2

In mongodb, I have a collection of people with the schema below. I need to write an aggregation to find possible duplicates in the database by checking:

  • If another person with same firstName, lastName & currentCompany exists.
  • Or, if another person with the same currentCompany & currentTitle exists.
  • Or, if another person has the same email (which is stored as an object in an array)
  • Or, if someone else has the same linkedIn/twitter url.

Is there a straightforward way of checking for duplicates based on the above cases w/ a mongodb aggregation?
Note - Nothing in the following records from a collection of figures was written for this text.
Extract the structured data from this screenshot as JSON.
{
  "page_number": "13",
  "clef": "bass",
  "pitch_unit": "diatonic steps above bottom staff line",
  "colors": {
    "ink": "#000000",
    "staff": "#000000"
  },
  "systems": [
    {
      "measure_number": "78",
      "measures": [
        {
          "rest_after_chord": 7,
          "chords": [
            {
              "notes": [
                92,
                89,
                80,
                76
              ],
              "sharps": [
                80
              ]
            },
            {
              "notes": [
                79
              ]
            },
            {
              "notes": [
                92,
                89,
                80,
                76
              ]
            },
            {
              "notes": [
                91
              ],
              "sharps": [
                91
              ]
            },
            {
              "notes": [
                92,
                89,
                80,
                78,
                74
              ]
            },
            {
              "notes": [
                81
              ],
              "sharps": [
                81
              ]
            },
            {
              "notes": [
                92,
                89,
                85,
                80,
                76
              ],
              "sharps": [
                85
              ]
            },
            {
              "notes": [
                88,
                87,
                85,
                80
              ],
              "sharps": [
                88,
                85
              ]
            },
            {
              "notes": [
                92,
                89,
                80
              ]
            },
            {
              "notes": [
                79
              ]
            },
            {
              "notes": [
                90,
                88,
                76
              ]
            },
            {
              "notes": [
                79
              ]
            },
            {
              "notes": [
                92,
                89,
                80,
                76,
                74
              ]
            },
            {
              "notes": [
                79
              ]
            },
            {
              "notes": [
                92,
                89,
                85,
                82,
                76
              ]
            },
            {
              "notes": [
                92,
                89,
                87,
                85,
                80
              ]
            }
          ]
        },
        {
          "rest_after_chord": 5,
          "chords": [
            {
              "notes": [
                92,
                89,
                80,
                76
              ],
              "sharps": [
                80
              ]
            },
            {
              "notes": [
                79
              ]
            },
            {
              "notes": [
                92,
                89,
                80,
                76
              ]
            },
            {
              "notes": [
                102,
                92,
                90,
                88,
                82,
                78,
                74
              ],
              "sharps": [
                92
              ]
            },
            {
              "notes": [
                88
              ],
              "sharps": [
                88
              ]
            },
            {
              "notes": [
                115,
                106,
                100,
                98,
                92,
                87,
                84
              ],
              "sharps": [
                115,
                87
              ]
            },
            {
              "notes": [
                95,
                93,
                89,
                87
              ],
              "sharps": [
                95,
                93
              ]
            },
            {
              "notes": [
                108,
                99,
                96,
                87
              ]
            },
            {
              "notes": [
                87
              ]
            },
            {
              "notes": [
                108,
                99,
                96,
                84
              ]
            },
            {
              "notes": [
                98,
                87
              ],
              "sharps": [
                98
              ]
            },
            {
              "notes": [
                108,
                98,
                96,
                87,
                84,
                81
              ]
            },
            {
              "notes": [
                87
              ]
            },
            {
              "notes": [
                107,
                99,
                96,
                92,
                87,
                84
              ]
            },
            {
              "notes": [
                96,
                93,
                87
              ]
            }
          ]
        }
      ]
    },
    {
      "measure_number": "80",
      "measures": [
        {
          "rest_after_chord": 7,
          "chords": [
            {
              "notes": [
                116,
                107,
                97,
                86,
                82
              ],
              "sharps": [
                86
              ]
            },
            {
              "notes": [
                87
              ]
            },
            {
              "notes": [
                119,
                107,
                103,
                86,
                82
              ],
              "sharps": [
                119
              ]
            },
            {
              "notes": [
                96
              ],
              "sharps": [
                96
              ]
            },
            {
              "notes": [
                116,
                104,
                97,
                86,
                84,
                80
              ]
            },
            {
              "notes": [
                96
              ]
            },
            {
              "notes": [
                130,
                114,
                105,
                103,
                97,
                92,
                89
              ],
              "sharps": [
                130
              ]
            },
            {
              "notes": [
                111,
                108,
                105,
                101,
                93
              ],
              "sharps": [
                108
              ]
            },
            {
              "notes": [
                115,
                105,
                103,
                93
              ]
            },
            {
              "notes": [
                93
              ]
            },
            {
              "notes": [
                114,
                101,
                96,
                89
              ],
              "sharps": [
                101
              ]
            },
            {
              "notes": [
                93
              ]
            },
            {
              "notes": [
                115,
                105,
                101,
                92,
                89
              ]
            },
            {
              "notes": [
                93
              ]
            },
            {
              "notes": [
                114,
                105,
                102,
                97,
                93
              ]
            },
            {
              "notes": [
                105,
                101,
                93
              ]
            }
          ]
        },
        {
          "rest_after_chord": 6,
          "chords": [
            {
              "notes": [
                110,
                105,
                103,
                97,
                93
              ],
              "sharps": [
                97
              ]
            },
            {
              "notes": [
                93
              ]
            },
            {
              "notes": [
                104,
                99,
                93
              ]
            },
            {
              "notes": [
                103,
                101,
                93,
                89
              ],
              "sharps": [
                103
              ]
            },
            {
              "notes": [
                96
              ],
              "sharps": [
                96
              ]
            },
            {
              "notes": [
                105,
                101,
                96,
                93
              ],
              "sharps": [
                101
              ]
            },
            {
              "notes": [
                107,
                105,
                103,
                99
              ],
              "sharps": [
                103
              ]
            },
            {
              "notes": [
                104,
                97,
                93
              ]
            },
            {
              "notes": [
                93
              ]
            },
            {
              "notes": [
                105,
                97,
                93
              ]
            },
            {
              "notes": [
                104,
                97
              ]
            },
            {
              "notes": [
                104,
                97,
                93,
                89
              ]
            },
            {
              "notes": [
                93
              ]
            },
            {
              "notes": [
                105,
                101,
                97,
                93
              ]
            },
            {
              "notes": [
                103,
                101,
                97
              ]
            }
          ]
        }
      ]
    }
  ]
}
This question is close to what I'm looking for, but I need to check more than just one key/value.

{ _id: 'wHwNNKMSL9v3gKEuz',
  firstName: 'John',
  lastName: 'Doe',
  currentCompany: 'John Co',
  currentTitle: 'VP Sanitation',
  emails: 
   [ { address: 'Anais.Grant@hotmail.com',
       valid: true } ],
  urls: 
   { linkedIn: 'http://linkedin.com/johnDoe',
     twitter: 'http://twitter.com/@john', 
   } 
}

Thanks!

Community
  • 1
  • 1
Wade Warren
  • 43
  • 1
  • 4

1 Answers1

0

We can achieve it is using the following $and, $or, $ne.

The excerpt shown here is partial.